Agroécologie 4 min

Un verger pionnier avec moitié moins de pesticides

Dans la Drôme, INRAE et ses partenaires mènent depuis 2004 une expérimentation pionnière pour réduire l’utilisation des pesticides en vergers de pommiers. Dans les systèmes les plus économes en pesticides, la réduction atteint 50 %.

Publié le 07 mai 2018 (mis à jour : 20 février 2019)

illustration Un verger pionnier avec moitié moins de pesticides
© INRAE

Le projet Bioreco

Trois questions à Sylvaine Simon, ingénieur agronome, responsable de l’expérimentation-système.

Quels sont les systèmes qui permettent une telle réduction des pesticides ?

Sylvaine Simon :
Les systèmes « BIO » (agriculture biologique) et « ECO » permettent de passer de 35 à 20 traitements en moyenne. Ces deux systèmes sont proches, excepté qu’en ECO, on ne s’interdit pas les intrants de synthèse, qui sont utilisés en dernier recours.
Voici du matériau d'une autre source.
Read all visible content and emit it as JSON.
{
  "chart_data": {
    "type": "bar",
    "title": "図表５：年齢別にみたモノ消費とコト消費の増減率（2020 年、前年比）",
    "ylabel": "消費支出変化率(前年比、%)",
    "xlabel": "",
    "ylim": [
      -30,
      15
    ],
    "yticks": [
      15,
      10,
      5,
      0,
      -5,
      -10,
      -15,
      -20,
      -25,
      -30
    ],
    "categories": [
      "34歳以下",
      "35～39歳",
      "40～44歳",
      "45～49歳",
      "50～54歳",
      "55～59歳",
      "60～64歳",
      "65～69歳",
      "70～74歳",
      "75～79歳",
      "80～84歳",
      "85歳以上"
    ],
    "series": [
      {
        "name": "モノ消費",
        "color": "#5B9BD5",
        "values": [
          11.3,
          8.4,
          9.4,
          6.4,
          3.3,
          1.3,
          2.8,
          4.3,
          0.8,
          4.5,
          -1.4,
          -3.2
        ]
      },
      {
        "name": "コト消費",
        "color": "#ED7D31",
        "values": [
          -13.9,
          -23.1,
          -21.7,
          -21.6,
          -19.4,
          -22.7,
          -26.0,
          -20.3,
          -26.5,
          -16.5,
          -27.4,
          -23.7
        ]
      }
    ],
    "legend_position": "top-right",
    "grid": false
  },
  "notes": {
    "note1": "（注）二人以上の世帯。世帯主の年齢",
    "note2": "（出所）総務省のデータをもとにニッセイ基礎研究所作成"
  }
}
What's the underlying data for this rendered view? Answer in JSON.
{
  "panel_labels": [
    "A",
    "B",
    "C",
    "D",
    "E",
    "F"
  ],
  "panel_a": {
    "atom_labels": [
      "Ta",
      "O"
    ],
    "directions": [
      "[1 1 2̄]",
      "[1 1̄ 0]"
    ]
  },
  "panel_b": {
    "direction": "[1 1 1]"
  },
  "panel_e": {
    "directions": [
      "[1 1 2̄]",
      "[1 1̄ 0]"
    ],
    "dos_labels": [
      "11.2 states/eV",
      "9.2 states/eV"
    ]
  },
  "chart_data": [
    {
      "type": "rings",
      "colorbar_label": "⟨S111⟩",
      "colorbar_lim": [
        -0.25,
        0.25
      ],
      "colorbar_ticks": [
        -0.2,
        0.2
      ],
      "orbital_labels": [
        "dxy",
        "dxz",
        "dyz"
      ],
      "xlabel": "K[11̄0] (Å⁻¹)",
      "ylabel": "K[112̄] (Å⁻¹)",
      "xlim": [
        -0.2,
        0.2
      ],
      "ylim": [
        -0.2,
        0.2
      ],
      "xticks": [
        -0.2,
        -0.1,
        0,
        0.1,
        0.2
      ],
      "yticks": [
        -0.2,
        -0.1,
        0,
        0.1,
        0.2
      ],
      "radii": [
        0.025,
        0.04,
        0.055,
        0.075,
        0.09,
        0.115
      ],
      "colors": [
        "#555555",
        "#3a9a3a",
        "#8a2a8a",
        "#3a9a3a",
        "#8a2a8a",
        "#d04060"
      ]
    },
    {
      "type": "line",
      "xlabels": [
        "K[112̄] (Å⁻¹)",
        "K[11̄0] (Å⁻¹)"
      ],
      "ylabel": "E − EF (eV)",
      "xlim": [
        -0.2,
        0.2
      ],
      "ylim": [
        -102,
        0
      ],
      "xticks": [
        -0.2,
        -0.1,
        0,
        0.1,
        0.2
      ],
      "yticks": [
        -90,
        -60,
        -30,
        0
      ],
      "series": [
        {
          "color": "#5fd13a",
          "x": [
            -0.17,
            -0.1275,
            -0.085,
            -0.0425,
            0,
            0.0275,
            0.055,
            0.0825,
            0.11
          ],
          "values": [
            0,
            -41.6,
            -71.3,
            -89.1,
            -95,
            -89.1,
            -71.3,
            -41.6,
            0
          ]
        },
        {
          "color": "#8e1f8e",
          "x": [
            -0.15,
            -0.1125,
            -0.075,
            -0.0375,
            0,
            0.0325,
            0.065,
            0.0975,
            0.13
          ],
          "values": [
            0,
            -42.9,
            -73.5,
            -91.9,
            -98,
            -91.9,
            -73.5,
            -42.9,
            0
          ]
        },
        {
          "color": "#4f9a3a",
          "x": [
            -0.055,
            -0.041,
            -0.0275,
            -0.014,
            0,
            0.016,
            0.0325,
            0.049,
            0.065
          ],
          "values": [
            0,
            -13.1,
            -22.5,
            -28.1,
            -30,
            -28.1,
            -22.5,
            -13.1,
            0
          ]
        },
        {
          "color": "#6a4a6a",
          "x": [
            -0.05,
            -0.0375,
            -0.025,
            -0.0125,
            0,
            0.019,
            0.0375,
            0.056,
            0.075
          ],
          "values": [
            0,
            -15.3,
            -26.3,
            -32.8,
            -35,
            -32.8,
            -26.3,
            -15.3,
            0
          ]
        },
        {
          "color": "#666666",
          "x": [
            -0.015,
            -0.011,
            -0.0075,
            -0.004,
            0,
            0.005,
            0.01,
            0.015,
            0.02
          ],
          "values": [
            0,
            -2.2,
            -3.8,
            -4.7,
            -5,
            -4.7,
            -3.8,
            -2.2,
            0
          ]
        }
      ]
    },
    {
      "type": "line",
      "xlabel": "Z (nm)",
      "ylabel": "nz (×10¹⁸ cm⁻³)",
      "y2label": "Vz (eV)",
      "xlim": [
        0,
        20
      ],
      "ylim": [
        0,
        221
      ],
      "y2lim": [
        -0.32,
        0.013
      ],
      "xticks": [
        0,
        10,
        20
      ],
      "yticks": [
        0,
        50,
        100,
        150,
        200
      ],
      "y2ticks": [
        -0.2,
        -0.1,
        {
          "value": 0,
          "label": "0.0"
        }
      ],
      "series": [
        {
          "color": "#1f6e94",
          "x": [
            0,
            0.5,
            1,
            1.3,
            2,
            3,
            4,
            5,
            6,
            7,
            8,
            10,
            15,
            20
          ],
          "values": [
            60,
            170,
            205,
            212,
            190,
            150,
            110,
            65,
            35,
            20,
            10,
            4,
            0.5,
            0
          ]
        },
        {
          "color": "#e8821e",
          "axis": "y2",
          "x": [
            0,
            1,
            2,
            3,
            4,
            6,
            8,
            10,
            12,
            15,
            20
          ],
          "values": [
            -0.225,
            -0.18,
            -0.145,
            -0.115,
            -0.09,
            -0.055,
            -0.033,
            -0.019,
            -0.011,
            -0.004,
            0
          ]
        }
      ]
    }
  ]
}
À noter que pour les deux systèmes, cette réduction n’est possible qu’avec une variété peu sensible aux maladies et aux ravageurs, comme Ariane ou Melrose.

Comparaison de 3 systèmes à Gotheron
Le système RAI est pénalisé principalement par son impact environnemental. En BIO, l’utilisation du cuivre et du soufre a des mpacts environnementaux négatifs. En ECO, la contrainte de faisabilité (technicité) est limitante.

Le système ECO est le plus innovant. Comme il est basé sur l’anticipation et l’observation des ravageurs et maladies, il faut avoir accès à l’information, faire des contrôles réguliers sur les parcelles, et être très réactif car la fenêtre d’intervention pour traiter peut être très courte (1 ou 2 h). Mais ces contraintes ne sont pas insurmontables. Le système BIO, lui, est mieux référencé. Il est plutôt basé sur la prévention, car il n’y a pas toujours de traitement efficace en cas d’attaque imprévue ou très forte. Le rendement est moindre et les fruits peuvent être plus petits, mais ils sont valorisés grâce au label Bio.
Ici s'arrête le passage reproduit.